In the early days of a SaaS business, organizing your chart of accounts probably isn’t top of mind.
It’s easy for things like accounting practices to take a backseat to other, more exciting things, like the vision and the product.
But as your business grows, neglecting your accounting practices will have negative effects. From closing the books to preparing for an audit to calculating and presenting key SaaS metrics, General Ledger hygiene is essential.
While popular general ledgers such as QuickBooks and Xero offer chart of accounts templates, they often don’t work well for SaaS businesses.
The following will walk you through how to create a chart of accounts for a SaaS business.
Organize By Summary Level For Maximum Comparability
One of the main challenges of setting up a chart of accounts is knowing how detailed you need your financial reporting to be.
Odds are, your investors will want to see a high-level, summary version of your P&L statement.
But when it comes to financial audits and making operational decisions for the business, a greater level of detail is required. Here are a few areas you definitely don’t want to skimp on:
- Revenue
- COGS
- Payroll
- Benefits
- Marketing
Having the ability to zoom in and out is important not only for presenting buttoned-up financial statements but also for understanding how your current state compares to the old.
Leveraging Parent-Child accounts, or Sub-Accounts as some GL’s refer to them, allows you to provide summary-level financials externally while still tracking the detail needed to make operational decisions.
See the example below:
Implement a Numbering System
Believe it or not, there is a formula when it comes to building a chart of accounts. More specifically, a numbering formula.
When you look behind the curtain of most GL systems, the common factor is the starting number for major classifications on a balance sheet.
You might be asking yourself, why number accounts in the first place?

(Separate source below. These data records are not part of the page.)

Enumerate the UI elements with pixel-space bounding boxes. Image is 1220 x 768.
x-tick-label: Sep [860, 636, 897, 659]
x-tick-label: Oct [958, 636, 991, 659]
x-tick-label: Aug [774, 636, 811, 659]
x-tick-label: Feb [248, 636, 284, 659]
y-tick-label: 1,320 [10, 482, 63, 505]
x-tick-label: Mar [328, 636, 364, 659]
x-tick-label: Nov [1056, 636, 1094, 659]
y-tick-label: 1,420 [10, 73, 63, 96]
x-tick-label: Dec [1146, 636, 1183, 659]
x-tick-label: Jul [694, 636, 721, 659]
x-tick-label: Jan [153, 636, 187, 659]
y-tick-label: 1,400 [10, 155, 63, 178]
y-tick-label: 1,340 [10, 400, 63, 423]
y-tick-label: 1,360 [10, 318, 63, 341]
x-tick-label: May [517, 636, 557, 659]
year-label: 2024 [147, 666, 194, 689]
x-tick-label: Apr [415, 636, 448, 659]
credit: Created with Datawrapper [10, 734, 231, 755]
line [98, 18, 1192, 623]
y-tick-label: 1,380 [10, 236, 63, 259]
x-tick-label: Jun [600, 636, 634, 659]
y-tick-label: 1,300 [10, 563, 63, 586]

I already have my names, and Quickbook gives me default names.
The simple answer is you’re going to grow, and you need to have a way to make your financial statements comparable to those of other companies without having to worry about how a name change might impact the order in which things appear.
Let’s say, for example, you want to track your Sales and Marketing expenses.
Today, you create a GL account called Sales & Marketing expenses and Label it Account 5000.
A year from now, you want to segment Sales from Marketing but still keep the summary group 5000 so you can compare to the past.
You go ahead and create 5100 for Sales and 5200 for Marketing.
Next year, you want to segment marketing into digital ads vs. trade events vs. marketing swag, etc.
By having a systematic numbering system, you give yourself the ability to segment and get more details down the road, without losing comparability to the past.
Today | 1 Year | 2 Years |
5000 – Sales & Mktg | 5000 – Sales & Mktg | 5000 – Sales & Mktg |
5100 – Sales | 5100 – Sales | |
5200 – Marketing | 5200 – Marketing | |
5210 – Ads | ||
5210 – Trade | ||
5210 – Swag |
You may be asking yourself, what is the numbering system I should use?
Thankfully, we know and can help you get started.
The key thing to remember is the first number. That dictates which major balance sheet group it will appear in:
1 – Asset
2 – Liability
3 – Equity
4 – Revenue
5 – COGS (what costs are associated directly with Revenue ( i.e. you wouldn’t incur these costs if you didn’t provide or sell an item).
6 – OPEX
7 – Other Income
8 – Other Expense
9 – the Wild West
9 and up are the wild west because 1 through 8 is all you really need to have a complete and organized number system.
If you’ve been an auditor you know once you see 8 or 9, you enter into the realm of “Other” expenses and that can mean anything.
Focus on nailing 1 through 7 and the major categories you want to track within each, and you’ll be well on your way to having a best-in-class chart of accounts.